But the program’s future is uncertain as leaders prepare to graduate
By Michael Eberhart, News Editor
Financial difficulties and food insecurity can be a major worry for Mason students, but the student-run Patriot Pantry program is available to help.
Professor Michael Galvin and graduate student Yara Mowafy created the Mason Pantry program to help low-income students in December, 2014.
“[Based on] the Patriot Success Survey, students felt like they weren’t meeting their nutritional needs or their housing needs,” said student director Noah Shoates.
Shoates and his co-director, Gary Hooker, took over operations of the pantry in the fall of 2015 and have been running it ever since as a part of Mason’s Student Support and Advocacy Office. They also receive support from the office of Social Action and Integrative Learning (SAIL) to connect student in poverty with resources both on campus and in their community.
“We dig deep to the root cause of why these things happen, why we’re seeing this on campus,” said SAIL Director Patty Mathison. “Students might be experiencing food insecurity, and making the decision between whether to buy books or pay for their food, or medicine or whatever they may need.”
Many colleges have partnered with local charities and non-profit organizations to create support networks across the country. Mason’s own food bank program is a member of the College and University Food Bank Alliance, which includes more than 500 other student food pantries. University food banks are now operating on more than 1-in-10 U.S. college campuses.
“It’s working with students to have a little bit of a deeper understanding — empathy, but also an awareness that this could happen to anybody at any time,” explained Mathison.
Patriot Pantry provides qualified students with up to 25.2 pounds of supplies per week, ranging from canned goods to complete meals, laundry supplies and toiletries, as well as personal hygiene items.
Shoates explained that the pantry has about 80 students use its services so far in the 2017-2018 academic year — a number that is rising with each new semester.
“Most live off campus,” said Shoates. “The on-campus students that we have, they don’t have meal plans or else they wouldn’t need it.”

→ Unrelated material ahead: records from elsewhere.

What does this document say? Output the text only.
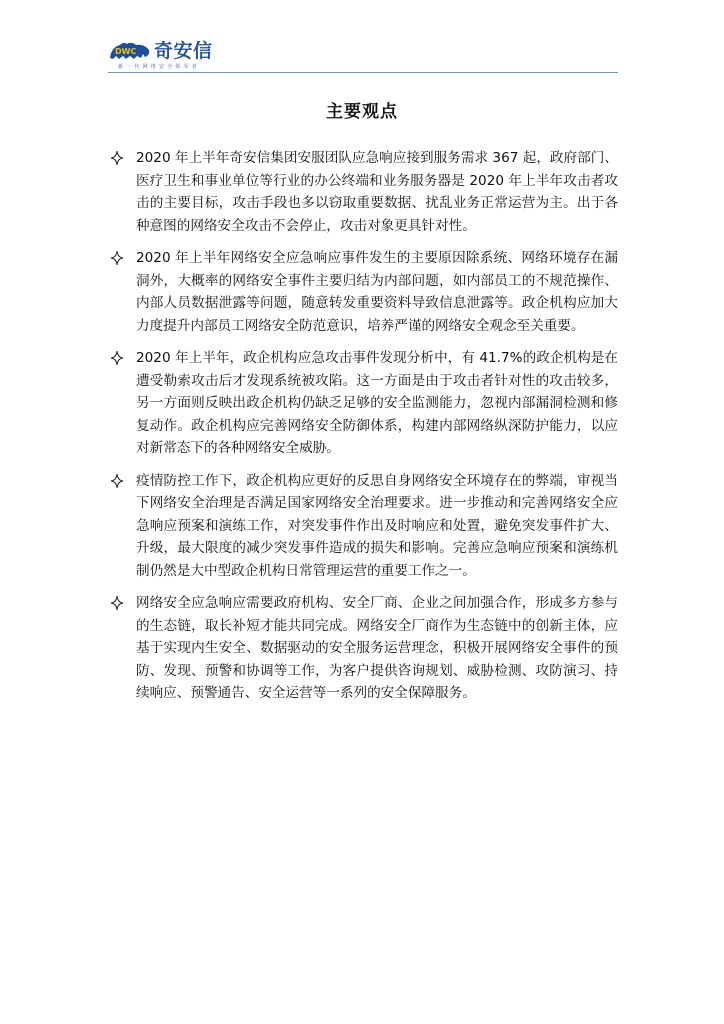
DWC 奇安信
新一代网络安全领军者
主要观点
2020 年上半年奇安信集团安服团队应急响应接到服务需求 367 起，政府部门、医疗卫生和事业单位等行业的办公终端和业务服务器是 2020 年上半年攻击者攻击的主要目标，攻击手段也多以窃取重要数据、扰乱业务正常运营为主。出于各种意图的网络安全攻击不会停止，攻击对象更具针对性。
2020 年上半年网络安全应急响应事件发生的主要原因除系统、网络环境存在漏洞外，大概率的网络安全事件主要归结为内部问题，如内部员工的不规范操作、内部人员数据泄露等问题，随意转发重要资料导致信息泄露等。政企机构应加大力度提升内部员工网络安全防范意识，培养严谨的网络安全观念至关重要。
2020 年上半年，政企机构应急攻击事件发现分析中，有 41.7%的政企机构是在遭受勒索攻击后才发现系统被攻陷。这一方面是由于攻击者针对性的攻击较多，另一方面则反映出政企机构仍缺乏足够的安全监测能力，忽视内部漏洞检测和修复动作。政企机构应完善网络安全防御体系，构建内部网络纵深防护能力，以应对新常态下的各种网络安全威胁。
疫情防控工作下，政企机构应更好的反思自身网络安全环境存在的弊端，审视当下网络安全治理是否满足国家网络安全治理要求。进一步推动和完善网络安全应急响应预案和演练工作，对突发事件作出及时响应和处置，避免突发事件扩大、升级，最大限度的减少突发事件造成的损失和影响。完善应急响应预案和演练机制仍然是大中型政企机构日常管理运营的重要工作之一。
网络安全应急响应需要政府机构、安全厂商、企业之间加强合作，形成多方参与的生态链，取长补短才能共同完成。网络安全厂商作为生态链中的创新主体，应基于实现内生安全、数据驱动的安全服务运营理念，积极开展网络安全事件的预防、发现、预警和协调等工作，为客户提供咨询规划、威胁检测、攻防演习、持续响应、预警通告、安全运营等一系列的安全保障服务。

The program relies on a network of more than 70 donors and volunteers to serve students and organize the pantry on an informal basis. Shoates and Hooker have also experimented with distributing prepaid cards from retailers like Giant and Wal Mart, allowing students to buy their own supplies without relying on the pantry’s shelves alone.

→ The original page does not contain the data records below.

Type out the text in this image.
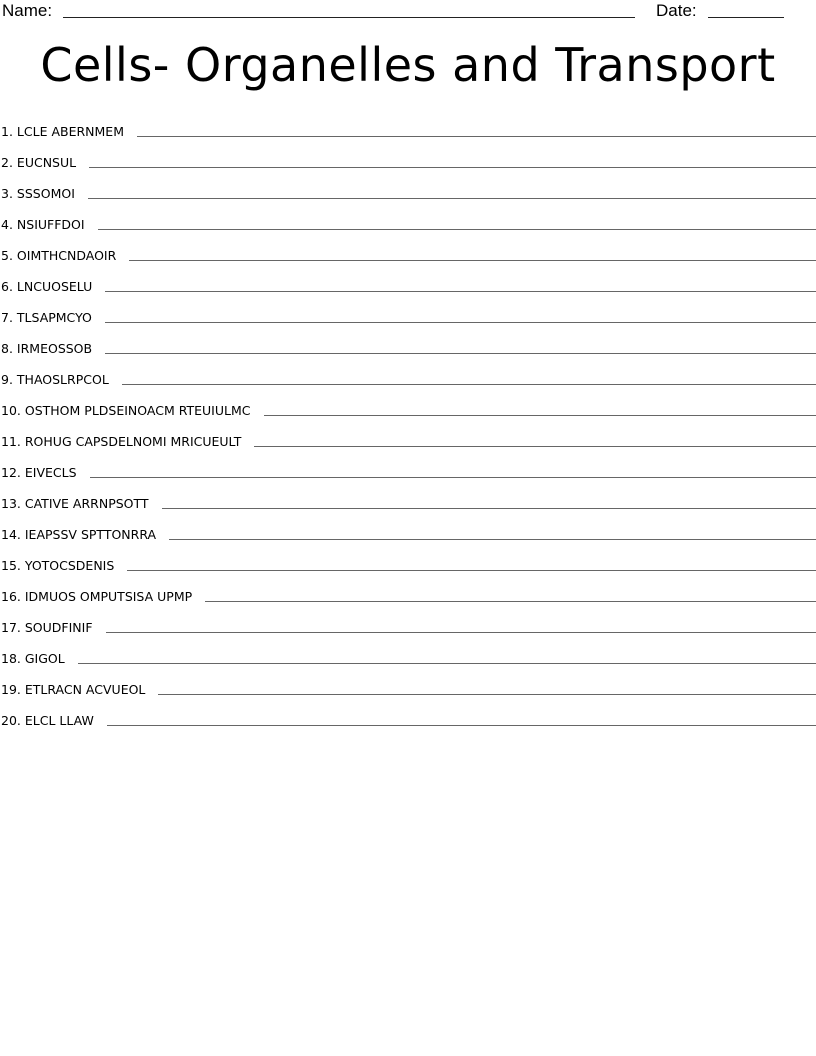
Name:	Date:
Cells- Organelles and Transport
1. LCLE ABERNMEM
2. EUCNSUL
3. SSSOMOI
4. NSIUFFDOI
5. OIMTHCNDAOIR
6. LNCUOSELU
7. TLSAPMCYO
8. IRMEOSSOB
9. THAOSLRPCOL
10. OSTHOM PLDSEINOACM RTEUIULMC
11. ROHUG CAPSDELNOMI MRICUEULT
12. EIVECLS
13. CATIVE ARRNPSOTT
14. IEAPSSV SPTTONRRA
15. YOTOCSDENIS
16. IDMUOS OMPUTSISA UPMP
17. SOUDFINIF
18. GIGOL
19. ETLRACN ACVUEOL
20. ELCL LLAW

For the final weeks of the 2018 spring semester, the program partnered with the Office of Sustainability’s Patriot Pack-Out program, where “Patriot Pack-Out” bins will be set up in residence halls.

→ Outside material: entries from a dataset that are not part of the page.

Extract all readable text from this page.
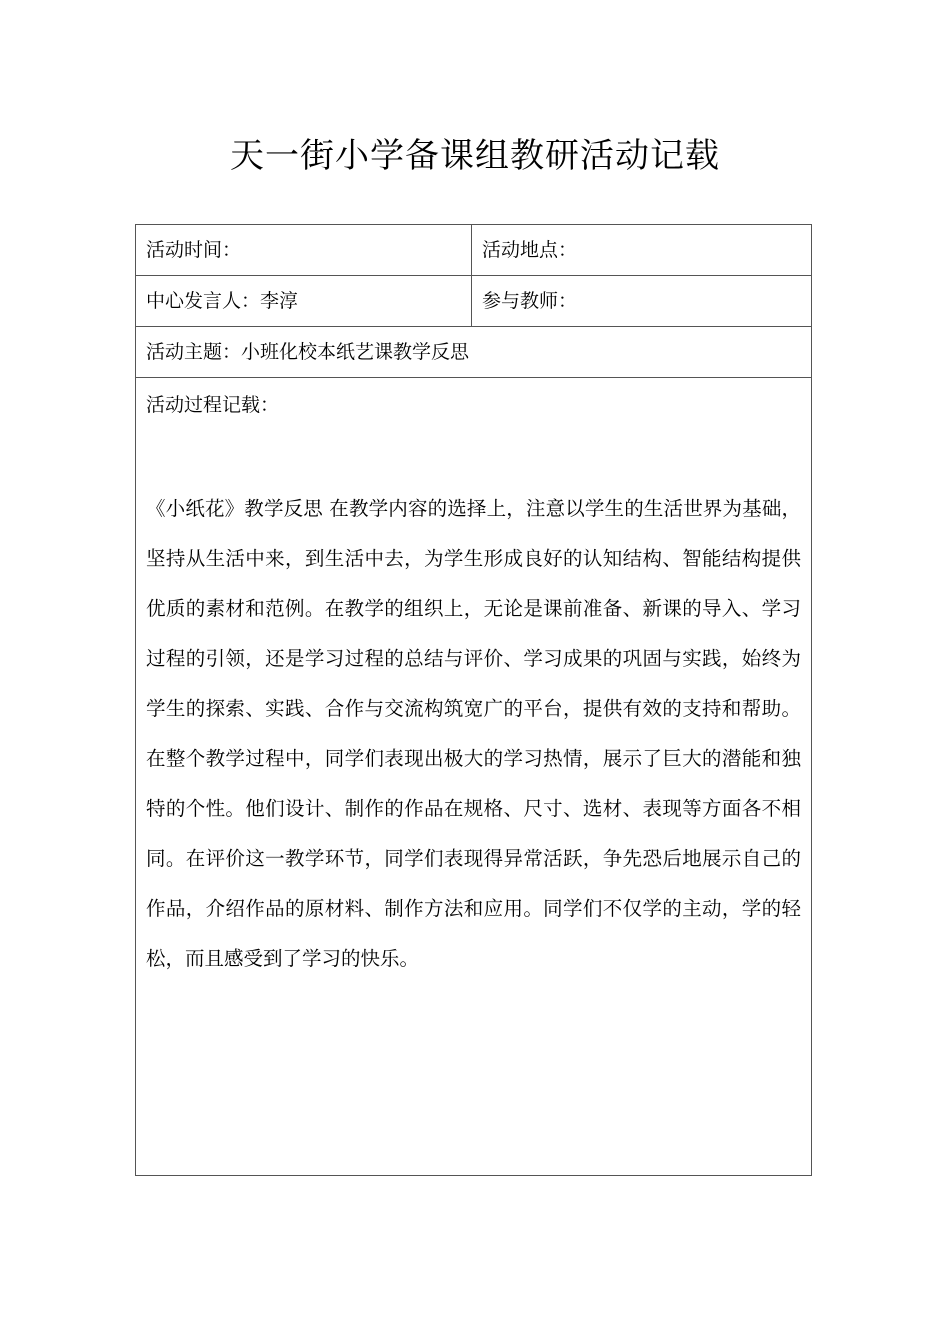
天一街小学备课组教研活动记载
活动时间：	活动地点：
中心发言人：李淳	参与教师：
活动主题：小班化校本纸艺课教学反思	

活动过程记载：

《小纸花》教学反思 在教学内容的选择上，注意以学生的生活世界为基础，坚持从生活中来，到生活中去，为学生形成良好的认知结构、智能结构提供优质的素材和范例。在教学的组织上，无论是课前准备、新课的导入、学习过程的引领，还是学习过程的总结与评价、学习成果的巩固与实践，始终为学生的探索、实践、合作与交流构筑宽广的平台，提供有效的支持和帮助。在整个教学过程中，同学们表现出极大的学习热情，展示了巨大的潜能和独特的个性。他们设计、制作的作品在规格、尺寸、选材、表现等方面各不相同。在评价这一教学环节，同学们表现得异常活跃，争先恐后地展示自己的作品，介绍作品的原材料、制作方法和应用。同学们不仅学的主动，学的轻松，而且感受到了学习的快乐。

“That is the event that happens over the last two weeks of the semester where there will be big boxes in all the residence halls, where students can put all their non-perishable food items, school supplies, and small appliances that they no longer want,” explained Shoates.
But Shoates and his co-director are both seniors looking forward to graduation this May, and it is unclear who will take over the pantry from them before the fall semester.
“We were trained for three months before we started working,” explained Shoates, “but we may not even be here to train the people who are coming in after us.”
With no one being trained to take over operations, it is an open question of how the Patriot Pantry will continue to meet the needs of students struggling with food-insecurity at Mason.
“We wanted to support them in any way that we could,” said Mathison, who taught both Pantry co-directors Hooker and Shoates as freshmen volunteers. “Gary and Noah mean a lot to me personally, and we’ll continue to work with them and partner with them for the future.”